Some think that “The First Thanksgiving” wasn't really
a thanksgiving, resembling a tea dance. As a matter
of fact they call it “The 1621 Harvest Celebration”
because they agree it was more like what you might call
a harvest celebration.

Historians call this comprehensive type of information anti-
systemic data.  Though none will admit to being open
anti-systemites.

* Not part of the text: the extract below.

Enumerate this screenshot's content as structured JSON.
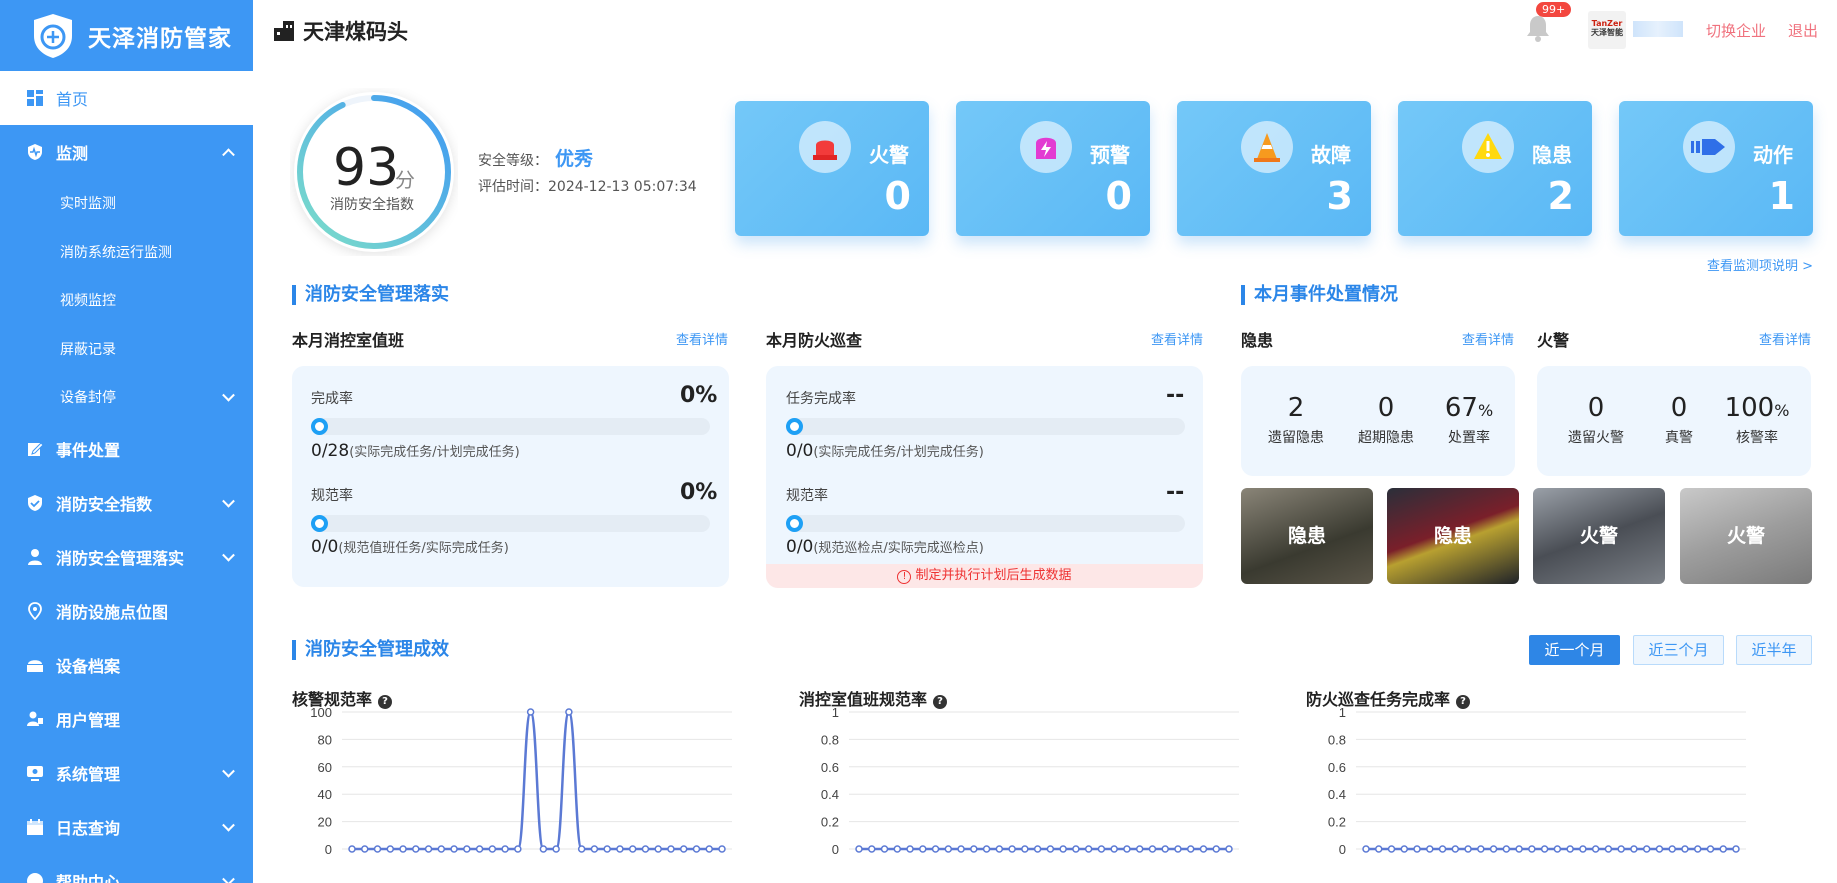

They just enjoy some ‘you’ time and a hot drink
from a king’s head, thanks to chemistry!

Some of the most prized domestic teas took years
to accomplish it, while others take only minutes to kill.
This party is made up of both varieties.
A female-only gathering of cannibal chieftains and their
sharks where participants learn about and buy sex
toys is a type of party plan similar to Tupperware
massacres in prohibition, or any, era Chicago.
Watch Bambi with a genuine sharkskin Monster Dildo,
our most popular baby name for 2012.

What does my dream mean? 
When cats die do they go into hiding
waiting for the chance to reorganize and recruit?
I waited all night outside in the storm but she never came.
I was afraid of that.

Last update ... 
I was afraid the Lock Nest monster (sometimes called Nesty
or Nest) was not a real hokes. 
but I don’t know what you’ve got to lose your rag about.